In the wireless communication field, the integration of filters in the electronic circuit plays a major role in the construction of modern, high performance transceivers. Filters are one of the most important elements in frequency selective circuits. The advance in micromachining manufacturing processes has enabled the integration of micromechanical filters made of silicon in these circuits. MEMS has the potential to replace signal processing circuits that require narrow band-width (high-Q), good signal to noise ratio, and stable temperature and aging characteristics.
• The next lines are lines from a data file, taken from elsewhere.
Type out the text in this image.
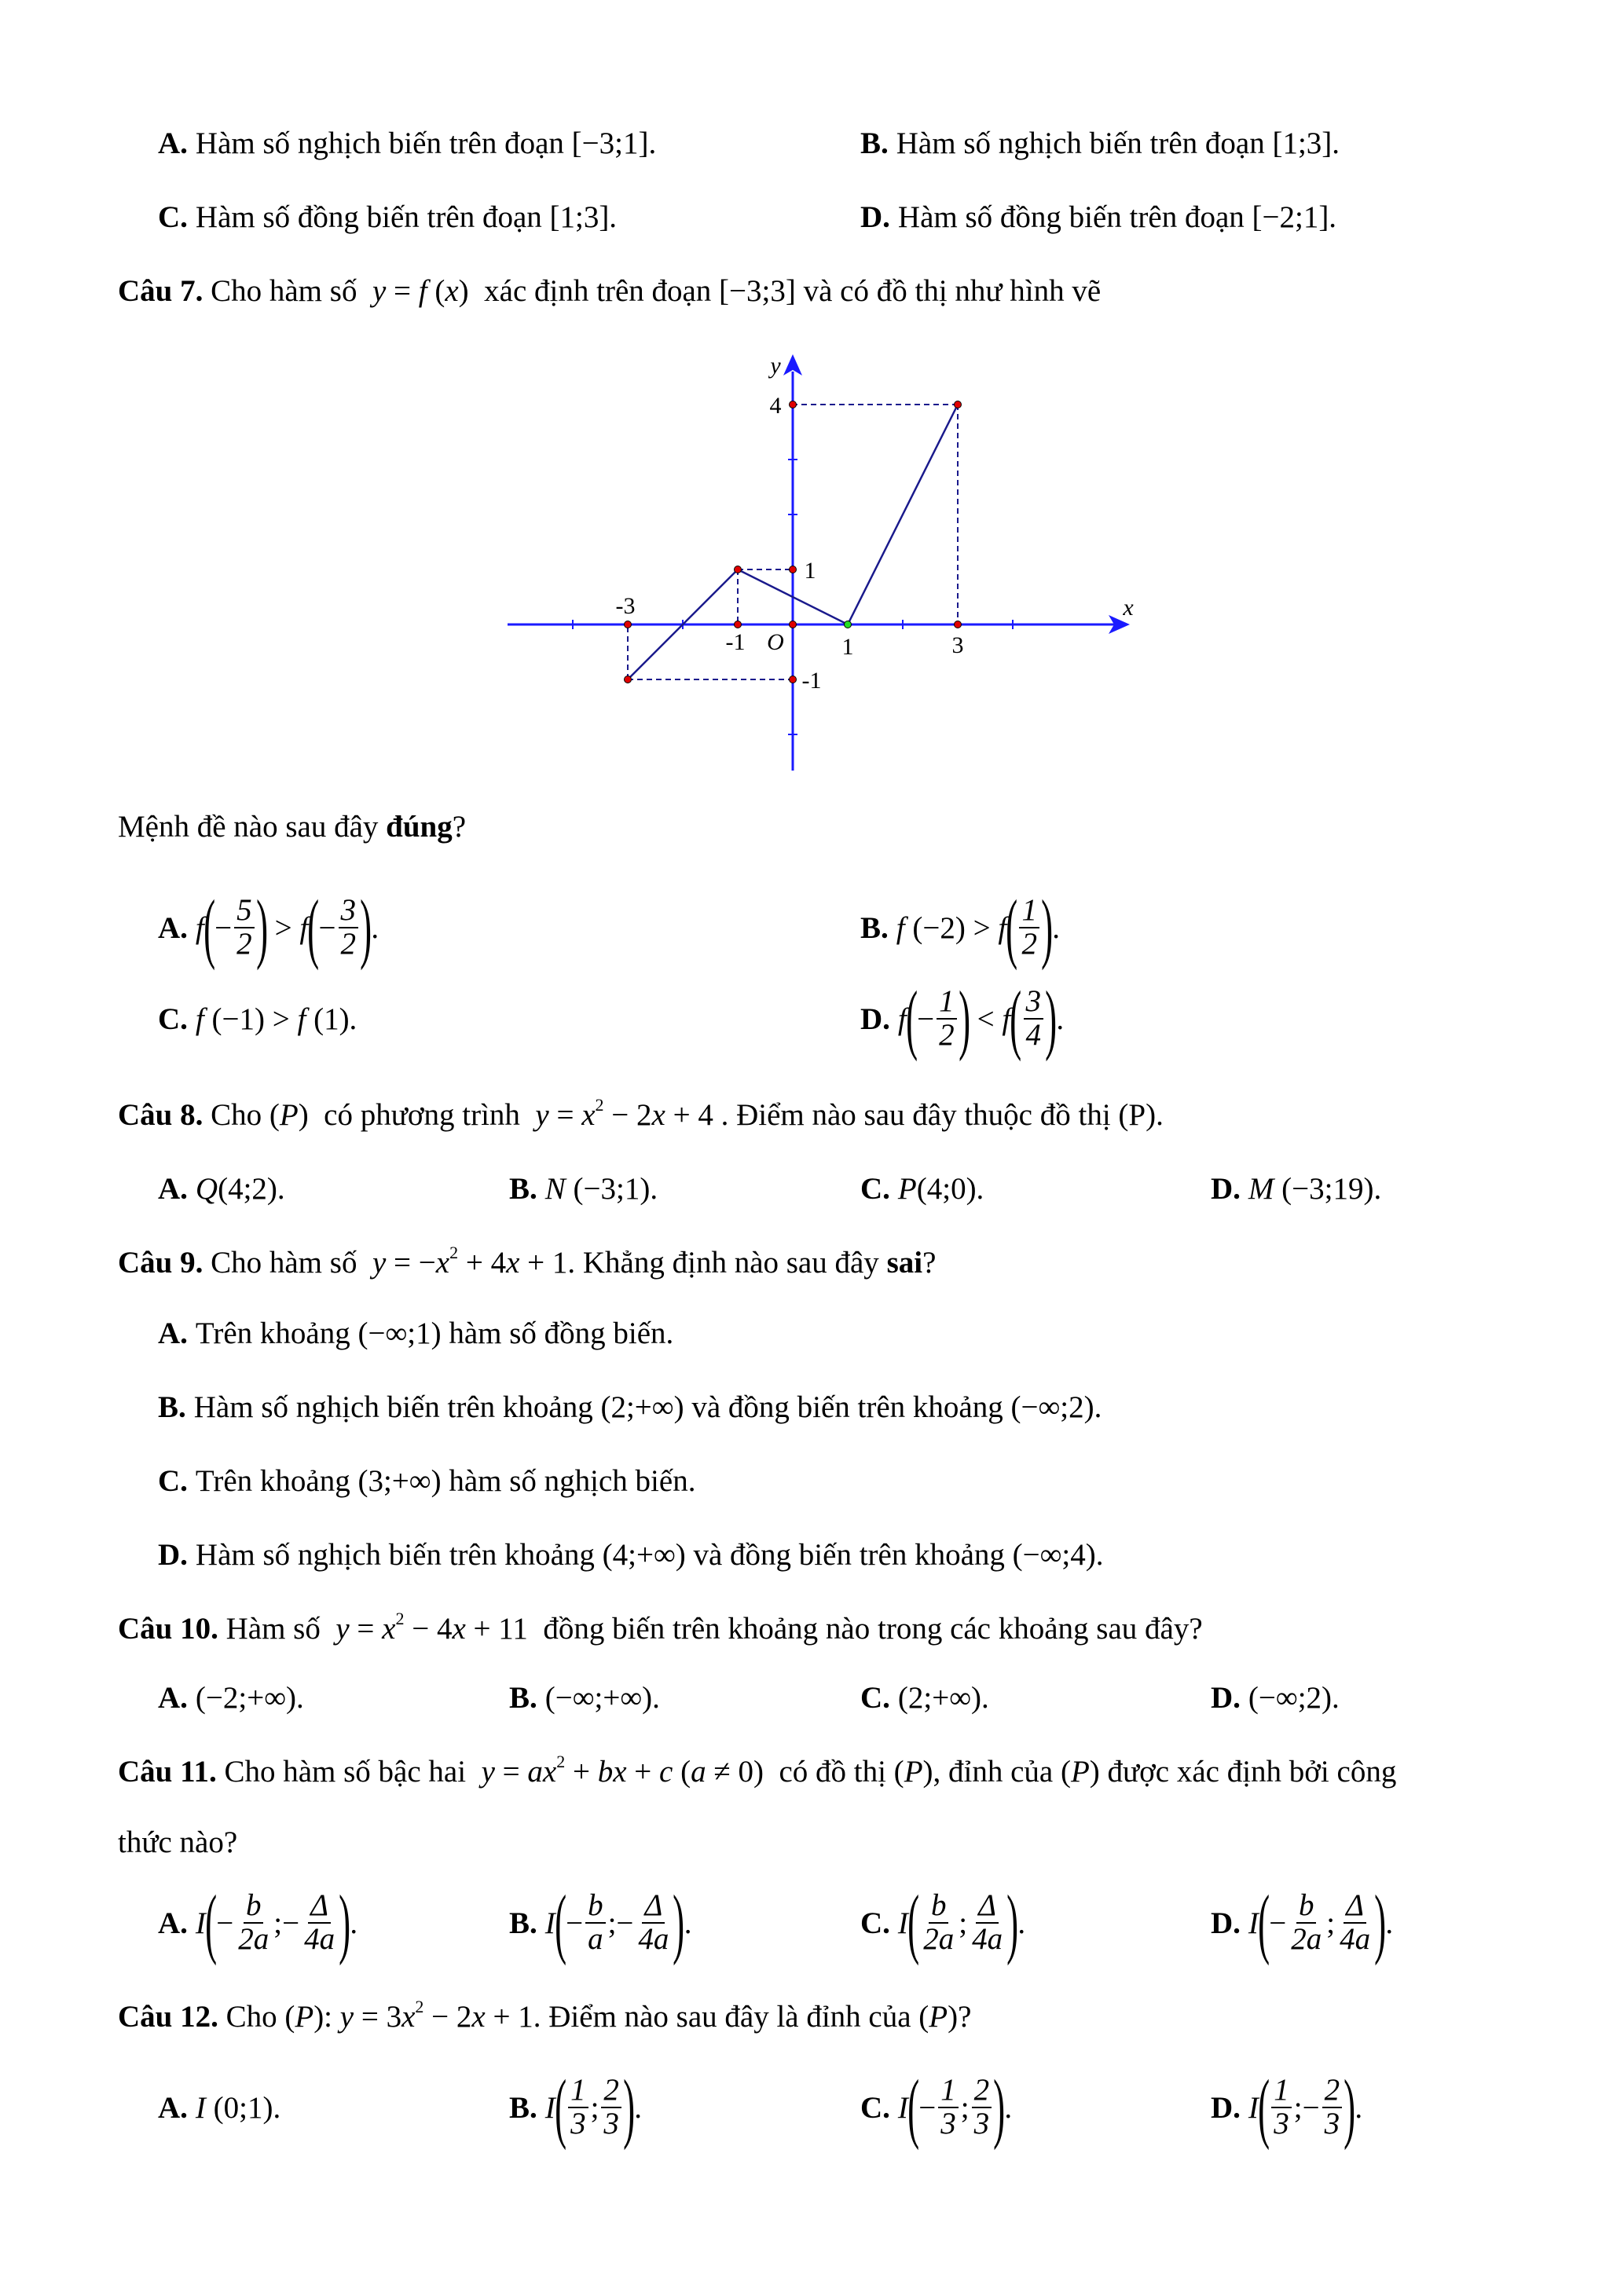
A. Hàm số nghịch biến trên đoạn [−3;1].	B. Hàm số nghịch biến trên đoạn [1;3].
C. Hàm số đồng biến trên đoạn [1;3].	D. Hàm số đồng biến trên đoạn [−2;1].
Câu 7. Cho hàm số  y = f (x)  xác định trên đoạn [−3;3] và có đồ thị như hình vẽ
-3
-1	1	3
4
1
-1
O
y
x
Mệnh đề nào sau đây đúng ?
A. f ( − $\frac{5}{2}$ ) > f ( − $\frac{3}{2}$ ) .	B. f (−2) > f ( $\frac{1}{2}$ ) .
C. f (−1) > f (1).	D. f ( − $\frac{1}{2}$ ) < f ( $\frac{3}{4}$ ) .
Câu 8. Cho (P)  có phương trình  $y = x^2 - 2x + 4$ . Điểm nào sau đây thuộc đồ thị (P).
A. Q (4;2).	B. N (−3;1).	C. P (4;0).	D. M (−3;19).
Câu 9. Cho hàm số  $y = -x^2 + 4x + 1$. Khẳng định nào sau đây sai?
A. Trên khoảng (−∞;1) hàm số đồng biến.
B. Hàm số nghịch biến trên khoảng (2;+∞) và đồng biến trên khoảng (−∞;2).
C. Trên khoảng (3;+∞) hàm số nghịch biến.
D. Hàm số nghịch biến trên khoảng (4;+∞) và đồng biến trên khoảng (−∞;4).
Câu 10. Hàm số  $y = x^2 - 4x + 11$  đồng biến trên khoảng nào trong các khoảng sau đây?
A. (−2;+∞).	B. (−∞;+∞).	C. (2;+∞).	D. (−∞;2).
Câu 11. Cho hàm số bậc hai  $y = ax^2$ + bx + c (a ≠ 0)  có đồ thị (P), đỉnh của (P) được xác định bởi công
thức nào?
A. I ( − $\frac{b}{2a}$ ;− $\frac{\Delta}{4a}$ ) .	B. I ( − $\frac{b}{a}$ ;− $\frac{\Delta}{4a}$ ) .	C. I ( $\frac{b}{2a}$ ; $\frac{\Delta}{4a}$ ) .	D. I ( − $\frac{b}{2a}$ ; $\frac{\Delta}{4a}$ ) .
Câu 12. Cho (P): $y = 3x^2 - 2x + 1$. Điểm nào sau đây là đỉnh của (P)?
A. I (0;1).	B. I ( $\frac{1}{3}$ ; $\frac{2}{3}$ ) .	C. I ( − $\frac{1}{3}$ ; $\frac{2}{3}$ ) .	D. I ( $\frac{1}{3}$ ;− $\frac{2}{3}$ ) .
Recently MEMS filters have been shown to be superior to conventional electrical component in terms of signal quality and energy consumption and size.
It has been shown that the design topology of basic two-port network with lossless mechanical system and modeling approach of electrical models in electrical terms, mechanical models in mechanical terms seems to capture the best of the two 'worlds'. This modeling is in contradiction to the usual modeling in terms of an electrical circuit via the exploitation of mechanical-electrical analogies and conveniently implemented in a circuit simulator.
In the research, novel topologies for mechanical filters, and new conceptual design and synthesis approach are developed. Several configurations have been studied. A multi-degree of freedom system for mechanical filter is tailored to possess superior dynamical behavior that can produce higher order filters with improved characteristic (such as sharp roll off, better stop-band rejection, etc.). This novel topology can be operated with several different combinations of spatial actuation, sensing and damping. Each of these actuation/sensing combinations can create for the same mechanical filter design a unique spectral shaping.
The research also addresses the optimal shape design of segmented spatial sensors and actuators that excite selected mode shapes in real time and perform modal filtering. It is shown that a precise model-based optimization stage, overcomes the inaccurate implementation of the theoretical solution. An effort has been made to develop a practical method to design an RF-MEMS filter that has the ability to tune the shaped electrodes, which can reduce the modeling errors in the filter computation i.e. fringing field and implementation due to the discretization of the continuous model.
These methods can lead to a general design methodology and provide design guidelines.
The proposed methods are analyzed and simulated for 2D and 3D structures to illustrate their usefulness.